Recouvrant la santé, Guillez rejoint une section de camouflage en septembre 1915 en tant que chef d'équipe. Parfois exposées au tir dans leurs missions d'observation ou de mise en place, les sections de camouflage comptent parmi les artistes, les artisans et les autres personnels, de grands blessés (comme André Devambez) et des tués. En avril 1916, un obus qui éclate blesse Guillez qui est alors écrasé sous la plaque de blindage qu'il transportait. Ses conditions d'évacuation vont favoriser le développement d'une infection pulmonaire qui va l'emporter en trois mois à l'hôpital de Châlons-sur-Marne.
Sa famille inconsolable publie en 1917 deux albums de reproductions en fac-similés des dessins de ses carnets : Quarante croquis de guerre présenté ici et préfacé par son ancien professeur à l’École des beaux-arts de Paris (Luc-Olivier Merson) et Têtes de femmes, vingt deux dessins précédés d'une introduction de Lucien Descaves. Ce dernier album reprend des portraits de "Lolottes et de Carmens de garnison" fréquentant des "endroits où les soldats désœuvrés vont passer la soirée..." (L. Descaves). En 1926, est paru également Études et croquis, cinquante planches précédées d'un portrait de l'artiste.

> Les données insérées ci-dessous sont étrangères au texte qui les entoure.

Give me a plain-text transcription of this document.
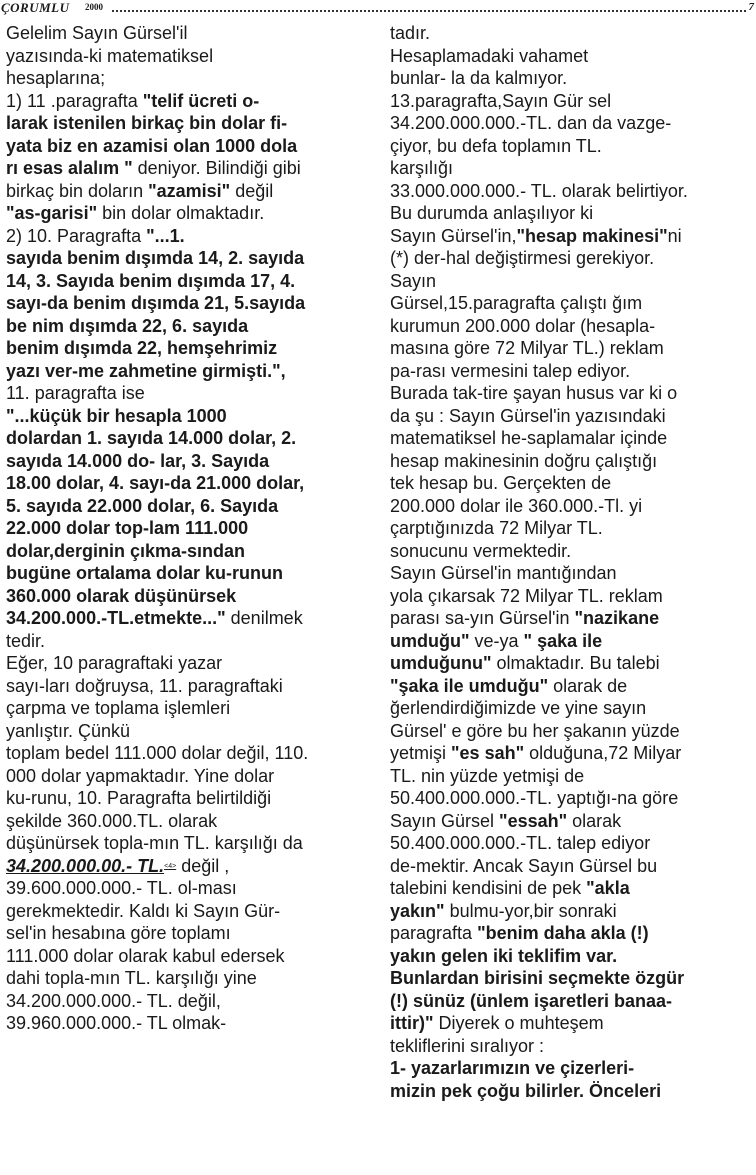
ÇORUMLU 2000	7
Gelelim Sayın Gürsel'il
yazısında-ki matematiksel
hesaplarına;
1) 11 .paragrafta "telif ücreti o-
larak istenilen birkaç bin dolar fi-
yata biz en azamisi olan 1000 dola
rı esas alalım " deniyor. Bilindiği gibi
birkaç bin doların "azamisi" değil
"as-garisi" bin dolar olmaktadır.
2) 10. Paragrafta "...1.
sayıda benim dışımda 14, 2. sayıda
14, 3. Sayıda benim dışımda 17, 4.
sayı-da benim dışımda 21, 5.sayıda
be nim dışımda 22, 6. sayıda
benim dışımda 22, hemşehrimiz
yazı ver-me zahmetine girmişti.",
11. paragrafta ise
"...küçük bir hesapla 1000
dolardan 1. sayıda 14.000 dolar, 2.
sayıda 14.000 do- lar, 3. Sayıda
18.00 dolar, 4. sayı-da 21.000 dolar,
5. sayıda 22.000 dolar, 6. Sayıda
22.000 dolar top-lam 111.000
dolar,derginin çıkma-sından
bugüne ortalama dolar ku-runun
360.000 olarak düşünürsek
34.200.000.-TL.etmekte..." denilmek
tedir.
Eğer, 10 paragraftaki yazar
sayı-ları doğruysa, 11. paragraftaki
çarpma ve toplama işlemleri
yanlıştır. Çünkü
toplam bedel 111.000 dolar değil, 110.
000 dolar yapmaktadır. Yine dolar
ku-runu, 10. Paragrafta belirtildiği
şekilde 360.000.TL. olarak
düşünürsek topla-mın TL. karşılığı da
34.200.000.00.- TL.<4> değil ,
39.600.000.000.- TL. ol-ması
gerekmektedir. Kaldı ki Sayın Gür-
sel'in hesabına göre toplamı
111.000 dolar olarak kabul edersek
dahi topla-mın TL. karşılığı yine
34.200.000.000.- TL. değil,
39.960.000.000.- TL olmak-
tadır.
Hesaplamadaki vahamet
bunlar- la da kalmıyor.
13.paragrafta,Sayın Gür sel
34.200.000.000.-TL. dan da vazge-
çiyor, bu defa toplamın TL.
karşılığı
33.000.000.000.- TL. olarak belirtiyor.
Bu durumda anlaşılıyor ki
Sayın Gürsel'in,"hesap makinesi"ni
(*) der-hal değiştirmesi gerekiyor.
Sayın
Gürsel,15.paragrafta çalıştı ğım
kurumun 200.000 dolar (hesapla-
masına göre 72 Milyar TL.) reklam
pa-rası vermesini talep ediyor.
Burada tak-tire şayan husus var ki o
da şu : Sayın Gürsel'in yazısındaki
matematiksel he-saplamalar içinde
hesap makinesinin doğru çalıştığı
tek hesap bu. Gerçekten de
200.000 dolar ile 360.000.-Tl. yi
çarptığınızda 72 Milyar TL.
sonucunu vermektedir.
Sayın Gürsel'in mantığından
yola çıkarsak 72 Milyar TL. reklam
parası sa-yın Gürsel'in "nazikane
umduğu" ve-ya " şaka ile
umduğunu" olmaktadır. Bu talebi
"şaka ile umduğu" olarak de
ğerlendirdiğimizde ve yine sayın
Gürsel' e göre bu her şakanın yüzde
yetmişi "es sah" olduğuna,72 Milyar
TL. nin yüzde yetmişi de
50.400.000.000.-TL. yaptığı-na göre
Sayın Gürsel "essah" olarak
50.400.000.000.-TL. talep ediyor
de-mektir. Ancak Sayın Gürsel bu
talebini kendisini de pek "akla
yakın" bulmu-yor,bir sonraki
paragrafta "benim daha akla (!)
yakın gelen iki teklifim var.
Bunlardan birisini seçmekte özgür
(!) sünüz (ünlem işaretleri banaa-
ittir)" Diyerek o muhteşem
tekliflerini sıralıyor :
1- yazarlarımızın ve çizerleri-
mizin pek çoğu bilirler. Önceleri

Ses dessins originaux et ses œuvres peintes ont fait l'objet de dons successifs de la part de la mère de l'artiste. Ils sont aujourd'hui conservés au Centre Pompidou et au musée des beaux-arts de Valenciennes, ville natale du graveur.
Après la guerre, son corps a été rapatrié et a rejoint le petit cimetière Saint Vincent à Montmartre. Sur sa tombe, on peut observer un buste le représentant et, sous un bas relief, ses dernières paroles : "La conscience dans l'Art".
 

BIBLIOGRAPHIE

Trois recueils de reproductions de dessins de l'artiste sont parus à titre posthume à l'initiative de sa famille :
  • Quarante croquis de guerre de A.-E. Guillez, décoré de la croix de guerre, mort pour la France, préface de Luc-Olivier Merson (1848-1920), membre de l'institut. Quarante reproductions contrecollées sur papier fort, album tiré à 300 exemplaires numérotés, non daté mais cité dans l'introduction de l'album suivant datant de 1917.
  • Têtes de femmes, vingt-deux dessins précédés d'une introduction de Lucien Descaves (1861-1949), Paris, 1917. Vingt-deux reproductions en couleur contrecollées sur papier fort, album tiré à 300 exemplaires numérotés.
  • A.-E. Guillez, Études et croquis, cinquante planches précédées d'un portrait de l'artiste. Paris, Ed. Henry Goulet, 1926. Cinquante reproductions contrecollées sur papier fort, album tiré à 200 exemplaires numérotés. Les premières pages reproduisent une photo du buste de Guillez sculpté par Alfred-Alphonse Bottiau, un fragment de lettre de l'artiste datant du 5 avril 1915 alors qu'il était en convalescence à Antibes et un auto portrait en jeune homme daté de 1903.
  • Trois maigres lignes sur Guillez dans le Dictionnaire des peintres, sculpteurs, dessinateurs et graveurs, d'Emmanuel Bénézit (Gründ, 1999) nous apprennent que le Musée d'Art moderne de Paris conserve treize de ses dessins mais il vaut mieux s'orienter vers le Dictionnaire des graveurs, illustrateurs et affichistes (1673-1950) (Éd. Échelle de Jacob, Dijon, 2001) qui fournit une liste des gravures successivement présentées aux salons et concours avant guerre.